ALORS QUE 2°), seule la faute grave, qui rend impossible le maintien du salarié dans l'entreprise, peut justifier une mise à pied conservatoire ; que dès lors, si le juge constate qu'aucune faute grave ne peut être reprochée au salarié avant sa mise à pied conservatoire, le licenciement pour faute grave notifié à son encontre par l'employeur est nécessairement injustifié, peu important le comportement du salarié pendant la mise à pied conservatoire ; qu'en retenant, pour juger que le licenciement de Mme [G] était fondé sur une faute grave, qu'en envoyant pendant sa mise à pied conservatoire un message téléphonique à une collègue le 31 mars 2016, la salariée avait commis un manquement à l'obligation contractuelle de loyauté vis-à-vis de l'employeur, après avoir pourtant constaté que les prétendus vols reprochés à Mme [G] dans la lettre de licenciement et ayant justifié sa mise à pied conservatoire, ne pouvaient aucunement lui être imputés, ce dont il résultait qu'aucune faute grave ne pouvait être reprochée à la salariée antérieurement à sa mise à pied conservatoire et qu'en conséquence, son licenciement pour faute grave était nécessairement injustifié, la cour d'appel n'a pas tiré les conséquences de ses constatations et a violé les articles L. 1234-1, L. 1234-5 et L. 1234-9 du code du travail,

ALORS QUE 3°), le juge est tenu de ne pas dénaturer les documents qui lui sont soumis ; qu'en l'espèce, Mme [G] a envoyé à une collègue le 31 mars 2016 le SMS suivant : « coucou [F] tu pourrais me rendre service pour éviter tout soupçon de vol sur moi, car avec ça je suis ficher moi après.

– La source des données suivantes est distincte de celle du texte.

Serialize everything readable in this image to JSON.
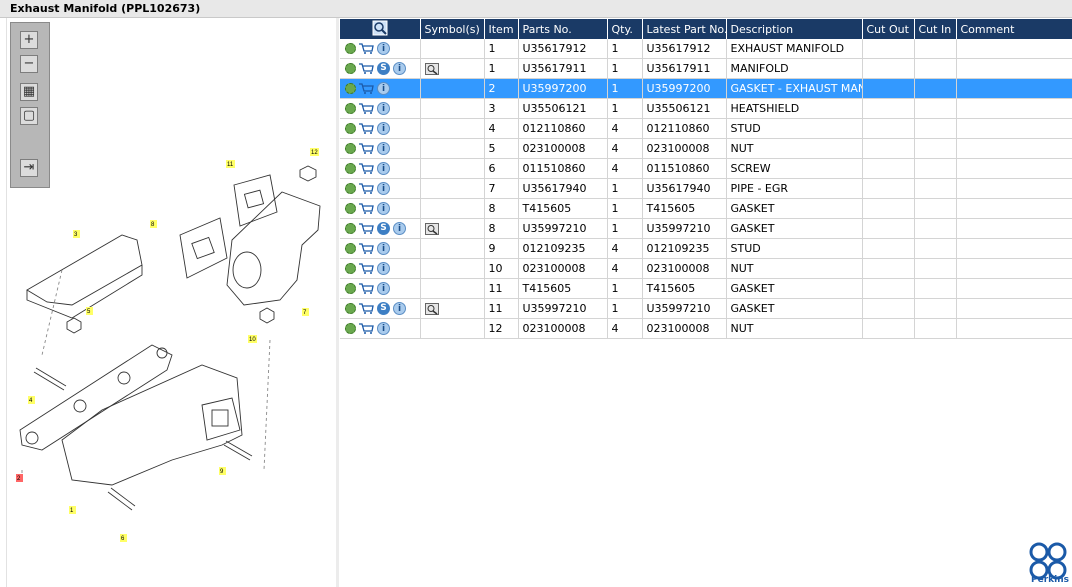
{
  "window": {
    "title": "Exhaust Manifold (PPL102673)"
  },
  "toolbar": {
    "buttons": [
      {
        "icon": "zoom-in-icon",
        "glyph": "+"
      },
      {
        "icon": "zoom-out-icon",
        "glyph": "−"
      },
      {
        "icon": "fit-page-icon",
        "glyph": "▦"
      },
      {
        "icon": "actual-size-icon",
        "glyph": "▢"
      },
      {
        "icon": "export-icon",
        "glyph": "⇥"
      }
    ]
  },
  "diagram": {
    "callouts": [
      "11",
      "12",
      "8",
      "3",
      "5",
      "10",
      "7",
      "4",
      "2",
      "9",
      "1",
      "6"
    ]
  },
  "table": {
    "columns": [
      "",
      "Symbol(s)",
      "Item",
      "Parts No.",
      "Qty.",
      "Latest Part No.",
      "Description",
      "Cut Out",
      "Cut In",
      "Comment"
    ],
    "selected_row": 2,
    "rows": [
      {
        "s": false,
        "sym": false,
        "item": "1",
        "part": "U35617912",
        "qty": "1",
        "latest": "U35617912",
        "desc": "EXHAUST MANIFOLD"
      },
      {
        "s": true,
        "sym": true,
        "item": "1",
        "part": "U35617911",
        "qty": "1",
        "latest": "U35617911",
        "desc": "MANIFOLD"
      },
      {
        "s": false,
        "sym": false,
        "item": "2",
        "part": "U35997200",
        "qty": "1",
        "latest": "U35997200",
        "desc": "GASKET - EXHAUST MANIFOLD"
      },
      {
        "s": false,
        "sym": false,
        "item": "3",
        "part": "U35506121",
        "qty": "1",
        "latest": "U35506121",
        "desc": "HEATSHIELD"
      },
      {
        "s": false,
        "sym": false,
        "item": "4",
        "part": "012110860",
        "qty": "4",
        "latest": "012110860",
        "desc": "STUD"
      },
      {
        "s": false,
        "sym": false,
        "item": "5",
        "part": "023100008",
        "qty": "4",
        "latest": "023100008",
        "desc": "NUT"
      },
      {
        "s": false,
        "sym": false,
        "item": "6",
        "part": "011510860",
        "qty": "4",
        "latest": "011510860",
        "desc": "SCREW"
      },
      {
        "s": false,
        "sym": false,
        "item": "7",
        "part": "U35617940",
        "qty": "1",
        "latest": "U35617940",
        "desc": "PIPE - EGR"
      },
      {
        "s": false,
        "sym": false,
        "item": "8",
        "part": "T415605",
        "qty": "1",
        "latest": "T415605",
        "desc": "GASKET"
      },
      {
        "s": true,
        "sym": true,
        "item": "8",
        "part": "U35997210",
        "qty": "1",
        "latest": "U35997210",
        "desc": "GASKET"
      },
      {
        "s": false,
        "sym": false,
        "item": "9",
        "part": "012109235",
        "qty": "4",
        "latest": "012109235",
        "desc": "STUD"
      },
      {
        "s": false,
        "sym": false,
        "item": "10",
        "part": "023100008",
        "qty": "4",
        "latest": "023100008",
        "desc": "NUT"
      },
      {
        "s": false,
        "sym": false,
        "item": "11",
        "part": "T415605",
        "qty": "1",
        "latest": "T415605",
        "desc": "GASKET"
      },
      {
        "s": true,
        "sym": true,
        "item": "11",
        "part": "U35997210",
        "qty": "1",
        "latest": "U35997210",
        "desc": "GASKET"
      },
      {
        "s": false,
        "sym": false,
        "item": "12",
        "part": "023100008",
        "qty": "4",
        "latest": "023100008",
        "desc": "NUT"
      }
    ]
  },
  "brand": {
    "name": "Perkins",
    "accent": "#1b5aa8",
    "header_color": "#1a3a66",
    "selection_color": "#3399ff"
  }
}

Ce que je vais faire c'est que je vais acheter une paire de pompe les mm et si tu pourra les mettre en réserve mais genre pas en évidence quoi ?! Et après tu feras genre tu les a retrouver … Pck cette histoire me rend ouf je te jure ! » ; qu'en affirmant que « Mme [G] a ainsi tenté de dissimuler frauduleusement à son employeur le vol d'une paire de chaussure au sein de l'entreprise » (arrêt, p. 4, §3), cependant qu'il ressort des termes clairs et précis du message litigieux que Mme [G] a simplement tenté d'écarter les soupçons injustifiés qui pesaient sur elle et ainsi préserver son emploi, la cour d'appel a dénaturé les termes clairs et précis du SMS du 31 mars 2016 et violé le principe selon lequel le juge est tenu de ne pas dénaturer les documents de la cause,

ALORS, SUBSIDIAIREMENT, QUE 4°), l'envoi par un salarié, au cours de sa mise à pied conservatoire, d'un SMS à une collègue pour solliciter l'aide de cette dernière pour préserver son emploi en écartant les soupçons infondés de vols formulés par son employeur à son encontre ne peut suffire à caractériser une faute grave rendant impossible la poursuite du contrat de travail ; qu'en jugeant au contraire en l'espèce, que constituait une faute grave rendant à elle seule impossible la poursuite du contrat de travail l'envoi par Mme [G], pendant sa mise à pied conservatoire notifiée par son employeur lui reprochant de prétendus vols, d'un SMS à une collègue pour solliciter son aide afin d'écarter lesdits soupçons injustifiés de vols et ainsi préserver son emploi, la cour d'appel a violé les articles L. 1234-1, L. 1234-5 et L. 1234-9 du code du travail.